At the invitation of team owner Don Prudhomme, Roush brought some of this NASCAR-team associates to Maple Grove Raceway at Reading, Pa., when the stock cars were at Dover, Del., the same weekend. And said Roush, "If you could take some of the folks who are excited about NASCAR and go stand them on the starting line and let them watch what's going on there, they would have a new appreciation and there would be more drag-racing fans among the folks who are NASCAR and Indy-car fans."
 
He has ventured to Michigan's Milan Dragway many a Wednesday night with his family for the test-and-tune activity, declaring the sport "a great opportunity for families" and "a great place to get started."
 
While going from late afternoon to about 10 o'clock at night, Roush said he sees "all the Junior Dragster and all the young families. There are grandfathers out there I raced against who are helping their grandkids today. It makes me feel old."
 
If NASCAR is ever to catch up to drag racing with its diversity, it's "going to have to permeate our society," Roush said. "NASCAR can't fix it. The teams can't fix it. Families and broader American society have got to decide that's what they want to encourage their kids to do. That is the challenge.
 
"I won't say it's easier to drive drag cars than it is to drive NASCAR cars, because I don't believe that's true.
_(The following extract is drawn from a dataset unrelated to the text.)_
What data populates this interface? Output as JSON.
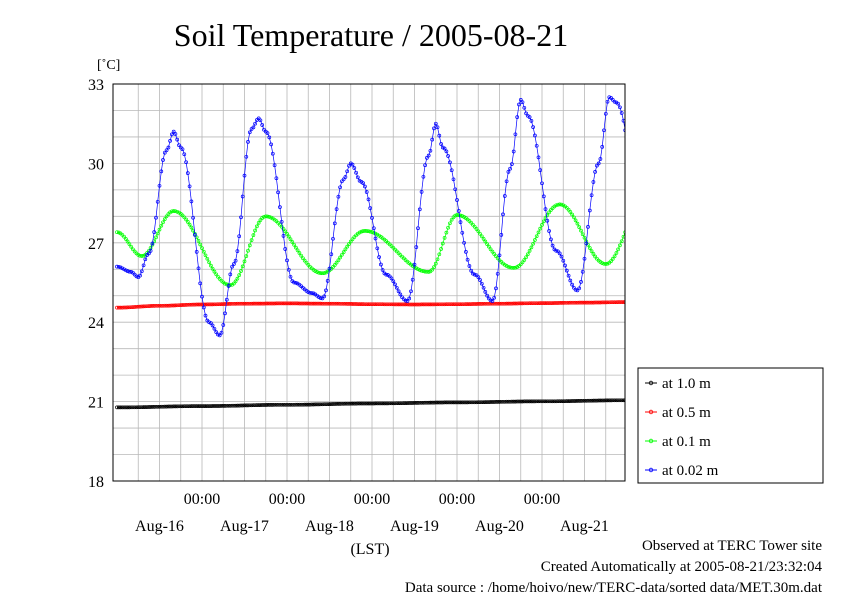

But the thing that is true is that when folks are growing up, families expose their kids more to drag racing than they do to stock-car racing," he said.
 
"Stock-car racing grew up in the Southeast. It was primarily a white-male-dominated sport. It was a gentleman's game among guys who weren't too sophisticated and probably didn't have a better-than-average education. So they were out there doing their thing and attracting great attention in the news and the boardrooms and they said, 'OK -- we can sell sponsorships and make it work.' But there hasn't been the grassroots support from families . . . to get their kids involved," Roush said.
 
"If whites, Hispanics, blacks, and women will come to us with credentials to be able to do what we need to do," he said, "then there'll be plenty of room for them."

 


America's development of racing in all forms is based on our status as a free society.
 
"When drag racing got started after World War II in the United States, it was a time of booming economy, when we brought back the young people who were off to the war. They had money to spend on things, and they wanted to do exciting things," Roush said. "All of our manufacturing capabilities were intact, and we were able to start new things for consumers without trying just to rebuild our infrastructure, as was the case in Japan and Europe.
 
"We've had a chance in this country, based on what our fathers and grandfathers -- I'm speaking about my generation -- to really be able to enjoy the good life and go out there and be sports-minded," he said. "In most parts of the world, you couldn't have that much disposable income to be able to do those things."
 
He said both the NHRA and IHRA "are great organizations. They give people the chance to work on things in their garages at home. There probably are people who still race cars that will have their mufflers hooked up and will drive to the racetrack and change the tires and run the car on the track."
 
That was Jack Roush's world years ago. It's part of what shaped him into the motorsports mogul he is today. And with his imagination -- his imagineering? His love for drag racing might inspire him to design the future of racing.